Applies synchronous version of N-dimensional BatchNorm.

In this version, normalization parameters are synchronized across workers during forward pass. This is very useful in situations where each GPU can fit a very small number of examples.

See https://pytorch.org/docs/stable/nn.html#batchnorm2d for more details about BatchNorm.

Parameters
  • num_features – number of channels C from the shape (N, C, …)

  • eps – a value added to the denominator for numerical stability. Default: 1e-5

  • momentum – the value used for the running_mean and running_var computation. Can be set to None for cumulative moving average (i.e. simple average). Default: 0.1

  • affine – a boolean value that when set to True, this module has learnable affine parameters. Default: True

  • track_running_stats – a boolean value that when set to True, this module tracks the running mean and variance, and when set to False, this module does not track such statistics and always uses batch statistics in both training and eval modes. Default: True

Note

Only GPU input tensors are supported in the training mode.

class horovod.torch.elastic.ElasticSampler(dataset, shuffle=True, seed=0)[source]

Sampler that partitions dataset across ranks and repartitions after reset events.

Works similar to DistributedSampler, but with an optional capability to record which dataset indices have been processed each batch. When tracked by a TorchState object, the sampler will automatically repartition the unprocessed indices among the new set of workers.

In order to use this object successfully it is recommended that the user:

  1. Include this object in the TorchState.

  2. Call record_batch or record_indices after processing a set of samples.

  3. Call set_epoch at the end of each epoch to clear the processed indices.

Parameters
  • dataset – Dataset used for sampling (assumed to be of constant size).

  • shuffle – If True (default), shuffle the indices.

  • seed – Random seed used to shuffle the sampler when shuffle=True. This number should be identical across all ranks (default: 0).

set_epoch(epoch)[source]

Sets the epoch for this sampler.

When shuffle=True, this ensures all replicas use a different random ordering for each epoch.

Will clear and reset the processed_indices for the next epoch. It is important that this is called at the end of the epoch (not the beginning) to ensure that partially completed epochs do not reprocess samples.

Parameters

epoch – Epoch number.

record_batch(batch_idx, batch_size)[source]

Record indices at batch batch_idx with length batch_size as processed.

record_indices(indices)[source]

Record set indices as processed.

get_indices(batch_idx, batch_size)[source]

Return list of indices at batch batch_idx with length batch_size.

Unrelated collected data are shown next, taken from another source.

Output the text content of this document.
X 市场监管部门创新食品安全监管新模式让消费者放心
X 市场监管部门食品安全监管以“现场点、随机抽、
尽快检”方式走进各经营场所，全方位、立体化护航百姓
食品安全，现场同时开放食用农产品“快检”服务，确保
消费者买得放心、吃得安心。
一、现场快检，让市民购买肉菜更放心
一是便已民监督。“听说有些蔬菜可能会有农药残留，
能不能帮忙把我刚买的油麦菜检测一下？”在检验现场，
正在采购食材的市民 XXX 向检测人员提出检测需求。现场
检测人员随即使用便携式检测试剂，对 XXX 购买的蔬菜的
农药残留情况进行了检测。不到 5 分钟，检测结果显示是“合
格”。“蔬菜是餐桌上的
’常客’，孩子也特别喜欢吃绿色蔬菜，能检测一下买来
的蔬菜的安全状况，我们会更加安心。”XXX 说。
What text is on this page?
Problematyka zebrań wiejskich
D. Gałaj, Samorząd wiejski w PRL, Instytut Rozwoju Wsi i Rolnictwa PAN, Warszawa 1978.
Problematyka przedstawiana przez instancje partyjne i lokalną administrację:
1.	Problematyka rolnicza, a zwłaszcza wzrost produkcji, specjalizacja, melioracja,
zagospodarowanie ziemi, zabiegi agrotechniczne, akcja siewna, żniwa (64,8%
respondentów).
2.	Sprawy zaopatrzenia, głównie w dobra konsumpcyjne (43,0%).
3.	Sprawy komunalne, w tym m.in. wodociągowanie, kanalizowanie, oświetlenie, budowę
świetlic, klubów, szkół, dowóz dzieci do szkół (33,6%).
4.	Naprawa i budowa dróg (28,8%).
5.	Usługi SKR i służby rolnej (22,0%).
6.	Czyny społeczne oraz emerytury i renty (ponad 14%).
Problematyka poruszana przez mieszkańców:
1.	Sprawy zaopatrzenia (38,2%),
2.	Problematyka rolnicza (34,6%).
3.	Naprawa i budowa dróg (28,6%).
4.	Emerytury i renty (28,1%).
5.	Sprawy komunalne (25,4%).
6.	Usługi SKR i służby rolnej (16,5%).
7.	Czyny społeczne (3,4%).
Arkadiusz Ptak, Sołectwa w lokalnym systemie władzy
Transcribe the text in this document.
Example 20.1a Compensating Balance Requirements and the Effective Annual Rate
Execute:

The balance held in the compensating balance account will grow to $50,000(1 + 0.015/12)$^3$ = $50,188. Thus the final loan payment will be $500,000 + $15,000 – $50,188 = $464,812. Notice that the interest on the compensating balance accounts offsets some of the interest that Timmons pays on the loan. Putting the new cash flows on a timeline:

class horovod.torch.elastic.TorchState(model=None, optimizer=None, **kwargs)[source]

State representation of a PyTorch training process.

Multiple models and optimizers are supported by providing them as kwargs. During initialization, TorchState will assign attributes for every keyword argument, and handle its state synchronization.

Parameters
  • model – Optional PyTorch model.

  • optimizer – Optional PyTorch optimizer.

  • kwargs – Attributes sync, will be exposed as attributes of the object. If a handler exists for the attribute type, it will be used to sync the object, otherwise it will be handled an ordinary Python object.

save()[source]

Saves state to host memory.

restore()[source]

Restores the last committed state, undoing any uncommitted modifications.

sync()[source]

Synchronize state across workers.

horovod.torch.elastic.run(func)[source]

Decorator used to run the elastic training process.

The purpose of this decorator is to allow for uninterrupted execution of the wrapped function across multiple workers in parallel, as workers come and go from the system. When a new worker is added, its state needs to be brought to the same point as the other workers, which is done by synchronizing the state object before executing func.

When a worker is added or removed, other workers will raise an exception to bring them back to such a sync point before executing func again. This ensures that workers do not diverge when such reset events occur.

It’s important to note that collective operations (e.g., broadcast, allreduce) cannot be the call to the wrapped function. Otherwise, new workers could execute these operations during their initialization while other workers are attempting to sync state, resulting in deadlock.

Parameters

func – a wrapped function taking any number of args or kwargs. The first argument must be a horovod.common.elastic.State object used to synchronize state across workers.

horovod.mxnet

horovod.mxnet.allgather_object(obj, name=None)[source]

Serializes and allgathers an object from all other processes.

Parameters
  • obj – An object capable of being serialized without losing any context.

  • name – Optional name to use during allgather, will default to the class type.

Returns

The list of objects that were allgathered across all ranks.

horovod.mxnet.broadcast_object(obj, root_rank=0, name=None)[source]

Serializes and broadcasts an object from root rank to all other processes.

Parameters
  • obj – An object capable of being serialized without losing any context.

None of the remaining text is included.